The White Whale of DRS Tax Clearance Certificates

August 15, 2016

By: Nicholas Paindiris, Esq. and Cody N. Guarnieri, Esq.

As published in the Connecticut Law Tribune – August 15, 2016

Herman Melville once wrote: "[a]ll my means are sane, my motive and my object mad." The object of my obsession, and that of many practitioners who deal with the purchase and sale of small businesses in Connecticut, is having a smooth, seamless, efficient and timely closing of the sale. What can often seem to be the "great white whale" in this process: appropriately addressing successor liability with the Department of Revenue Services.

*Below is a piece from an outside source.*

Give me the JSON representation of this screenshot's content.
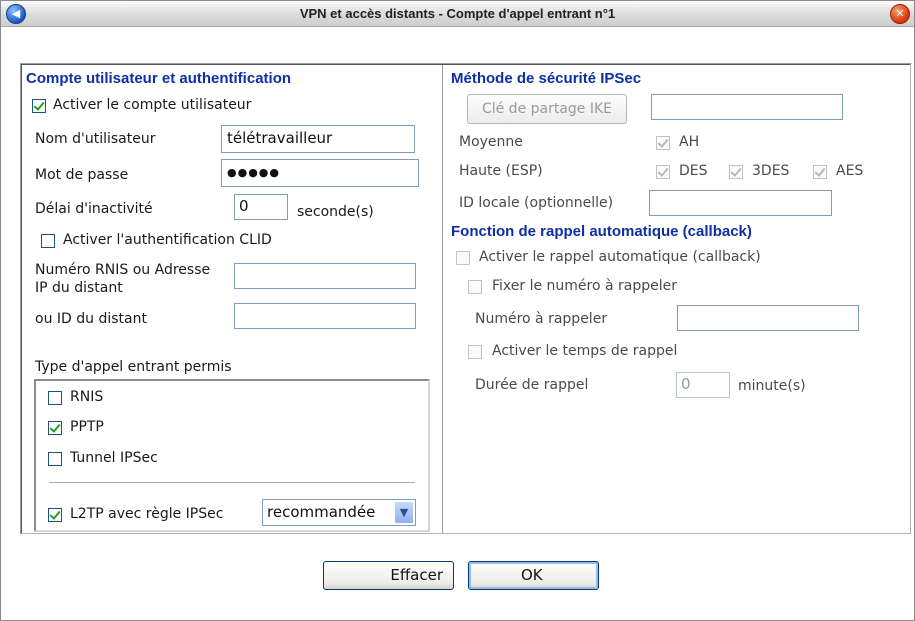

The buyer of a business in Connecticut must be vigilant of potential successor liability, or tax consequences that the buyer could inherit from the seller of the business under C.G.S., Section 12-424. To address this potential liability, the buyer or buyer’s representative must apply to the Department of Revenue Services ("DRS") for a tax clearance certificate. But the DRS cannot issue such a certificate until after the final tax return is filed which by definition occurs after the closing.

Historically, DRS has been helpful in issuing escrow letters to allow a closing to proceed even without a tax clearance letter Essentially, these letters serve to cap or limit the potential successor liability of the buyer. The issuance of this letter allows the sale to progress, with the buyer simply holding back from the purchase price that sum which relates the capped value of successor liability the buyer could face.

However, with the increasing pressure on the State budget, the DRS has recently followed a more cumbersome alternative to the issuance of the tax clearance certificate by choosing to institute a compliance audit in response to a request for a tax clearance certificate or escrow letter. A major concern with triggering a DRS audit is that there is no apparent way to avoid or anticipate it. There are no statutes, regulations or other policies in place that define or constrain the ability of DRS to conduct an audit.

What can truly make a DRS audit troubling for both parties to the transaction is the delay that it represents to the efficient and timely closing on the sale. Per statute, DRS has sixty days to complete their audit and issue the certificate or notice of unsatisfied tax liability. Despite this 60 day time limit, this author has seen multiple instances where the audit is not completed in 60 days. In the world of small business transactions, sixty days can be a millennium, an eon, an eternity. In fact, many of these transactions have collateral contingencies, such as those related to financing or property acquisition, for which a sixty day delay can essentially sound the death knell for the entire transaction.

In recent months my office has had the opportunity to correspond on this very issue with Commissioner Kevin B. Sullivan of DRS. Of course, the Commissioner and the State have the dual concern of not unduly burdening business transactions, while also ensuring that business transactions such as these are not an opportunity to evade taxes through restructuring. That being said, it is incumbent upon, and perhaps even professionally required, that an attorney representing a seller of a small Connecticut business inquire from DRS whether a compliance audit is likely to be conducted so that this contingency can be appropriately reflected in the contract and the timing worked out accordingly. To save as much time as possible, it would be prudent for the seller to make such inquiry before seller places the business on the market. The Department of Revenue Services has indicated a willingness to advise a perspective seller whether an audit will be required assuring some degree of comfort to the contemplated closing details.